Taehyung'a yavaş yavaş yaklaştı. "Lütfen kaçma," taehyung yutkundu. Geriye doğru çekilmek istemişti ama seokjin'in ikazı onu olduğu yere çivilemişti. "Ben seninle oyun oynamıyorum. Yemin ederim amacım o değil." Taehyung ağlamaktan kızaran gözlerini, seokjin'in gözlerine doğru kaldırdı. Dünden beri, canı acıyordu.

"Ben sadece içimden ne geliyorsa onu yapmak istedim ama haklısın, tamamen hataydı. Özür dilerim." Taehyung bu sefer kırgınca baktı ona. Bunu duymak nedense onu çok üzmüştü. Seokjin ise asla hata olarak görmüyordu ama, onu ürkütemezdi. Yapması gerekeni yapamamıştı henüz. Bu amaç, ikisini de kurtaracaktı.

"Eskisi gibi olalım tamam mı? Bir daha söz, sana asla öyle yaklaşmayacağım." Taehyung bir şey demedi. Elini duvara yasladı. Zar zor nefes alıyordu. Kalbi çok kırılmıştı. Daha fazla kırılmak, üzülmek istemiyordu. Ayrıca bu işi uzatıp, onun sürekli peşinde dolanmasına neden olmak istemiyordu.

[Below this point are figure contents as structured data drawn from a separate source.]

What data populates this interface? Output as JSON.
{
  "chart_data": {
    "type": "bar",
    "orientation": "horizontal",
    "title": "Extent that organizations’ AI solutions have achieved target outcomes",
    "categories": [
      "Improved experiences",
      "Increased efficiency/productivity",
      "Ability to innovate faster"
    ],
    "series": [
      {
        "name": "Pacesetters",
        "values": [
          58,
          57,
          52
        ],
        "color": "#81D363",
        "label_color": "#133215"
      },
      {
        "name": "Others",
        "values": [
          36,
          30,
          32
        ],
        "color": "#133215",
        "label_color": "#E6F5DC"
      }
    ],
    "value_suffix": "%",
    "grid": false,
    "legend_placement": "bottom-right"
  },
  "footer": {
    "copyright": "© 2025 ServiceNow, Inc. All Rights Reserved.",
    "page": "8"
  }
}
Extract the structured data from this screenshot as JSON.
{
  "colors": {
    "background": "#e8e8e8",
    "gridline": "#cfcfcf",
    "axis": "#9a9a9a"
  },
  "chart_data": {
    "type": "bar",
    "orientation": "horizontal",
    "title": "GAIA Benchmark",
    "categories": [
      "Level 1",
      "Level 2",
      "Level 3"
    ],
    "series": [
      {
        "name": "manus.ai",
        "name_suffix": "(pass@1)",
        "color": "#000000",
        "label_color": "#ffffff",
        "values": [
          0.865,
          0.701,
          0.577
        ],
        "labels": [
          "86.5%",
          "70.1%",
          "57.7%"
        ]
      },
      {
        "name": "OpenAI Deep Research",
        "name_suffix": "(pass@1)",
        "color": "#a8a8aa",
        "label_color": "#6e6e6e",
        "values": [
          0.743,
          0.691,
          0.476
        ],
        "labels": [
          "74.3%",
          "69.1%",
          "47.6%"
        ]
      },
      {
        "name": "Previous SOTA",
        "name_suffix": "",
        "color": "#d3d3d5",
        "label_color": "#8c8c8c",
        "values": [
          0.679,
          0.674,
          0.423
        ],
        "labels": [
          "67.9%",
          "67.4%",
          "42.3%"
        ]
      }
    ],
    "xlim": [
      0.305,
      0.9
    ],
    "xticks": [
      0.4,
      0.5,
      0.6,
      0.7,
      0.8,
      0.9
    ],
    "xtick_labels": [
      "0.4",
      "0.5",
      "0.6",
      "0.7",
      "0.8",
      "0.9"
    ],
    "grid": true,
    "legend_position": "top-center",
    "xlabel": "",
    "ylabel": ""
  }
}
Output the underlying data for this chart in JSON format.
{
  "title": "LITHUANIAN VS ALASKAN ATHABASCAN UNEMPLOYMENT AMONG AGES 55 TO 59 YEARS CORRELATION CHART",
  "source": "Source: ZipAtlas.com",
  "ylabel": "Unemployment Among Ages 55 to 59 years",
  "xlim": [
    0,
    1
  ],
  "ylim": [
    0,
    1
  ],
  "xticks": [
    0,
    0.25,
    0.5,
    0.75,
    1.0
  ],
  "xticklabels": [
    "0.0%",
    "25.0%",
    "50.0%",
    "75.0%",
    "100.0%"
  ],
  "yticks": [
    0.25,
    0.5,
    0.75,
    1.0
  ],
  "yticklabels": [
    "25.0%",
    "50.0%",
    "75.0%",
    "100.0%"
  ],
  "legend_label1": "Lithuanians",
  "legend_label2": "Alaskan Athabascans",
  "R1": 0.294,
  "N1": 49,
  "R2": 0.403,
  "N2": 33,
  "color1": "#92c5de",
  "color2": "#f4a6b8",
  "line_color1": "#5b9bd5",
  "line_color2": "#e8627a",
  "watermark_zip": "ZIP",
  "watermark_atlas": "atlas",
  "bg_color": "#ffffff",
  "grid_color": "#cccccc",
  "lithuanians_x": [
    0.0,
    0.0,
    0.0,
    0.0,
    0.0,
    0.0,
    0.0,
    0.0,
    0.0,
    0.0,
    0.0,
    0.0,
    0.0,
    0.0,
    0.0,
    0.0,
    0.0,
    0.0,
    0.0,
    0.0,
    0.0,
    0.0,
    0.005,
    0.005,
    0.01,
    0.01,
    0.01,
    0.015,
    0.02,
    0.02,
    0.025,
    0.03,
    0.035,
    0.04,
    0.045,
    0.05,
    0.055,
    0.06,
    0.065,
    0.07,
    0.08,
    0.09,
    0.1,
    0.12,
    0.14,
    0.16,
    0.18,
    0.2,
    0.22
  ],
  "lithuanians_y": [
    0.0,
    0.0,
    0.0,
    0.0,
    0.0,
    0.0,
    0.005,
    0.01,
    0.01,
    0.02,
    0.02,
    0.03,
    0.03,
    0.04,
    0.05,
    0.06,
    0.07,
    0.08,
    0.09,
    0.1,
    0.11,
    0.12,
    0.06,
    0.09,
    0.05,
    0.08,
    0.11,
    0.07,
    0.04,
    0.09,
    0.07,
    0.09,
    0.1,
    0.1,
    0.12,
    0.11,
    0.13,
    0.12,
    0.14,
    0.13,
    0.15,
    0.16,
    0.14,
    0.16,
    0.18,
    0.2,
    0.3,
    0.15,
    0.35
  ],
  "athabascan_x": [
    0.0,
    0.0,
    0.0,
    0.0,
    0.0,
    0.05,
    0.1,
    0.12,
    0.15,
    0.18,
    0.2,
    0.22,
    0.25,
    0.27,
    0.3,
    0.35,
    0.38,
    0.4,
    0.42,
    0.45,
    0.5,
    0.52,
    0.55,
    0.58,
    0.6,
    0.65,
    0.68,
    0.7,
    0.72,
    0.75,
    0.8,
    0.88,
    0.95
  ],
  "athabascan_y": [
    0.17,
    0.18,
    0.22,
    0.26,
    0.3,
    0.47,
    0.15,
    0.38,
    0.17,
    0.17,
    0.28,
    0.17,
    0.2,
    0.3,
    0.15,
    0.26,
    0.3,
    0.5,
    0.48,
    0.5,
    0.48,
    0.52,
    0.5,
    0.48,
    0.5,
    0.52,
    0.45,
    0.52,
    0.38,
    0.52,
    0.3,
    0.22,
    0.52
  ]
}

"Çocuk değiliz sonuçta, şimdi kahvaltıya gidebilir miyiz?" Seokjin, onun sesindeki soğukluğu dibine kadar hissetmişti. Bu durum derin bir nefes almasına neden olmuştu. "Gidelim," tek kelime etmeden çıktılar ordan. Doğrular saklı kaldı. Taehyung'un kalbi kırıldı. Seokjin'in elleri bağlandı, kalbi lâl oldu.

Bu sessizlik, çok fena şeylere sebep olacaktı.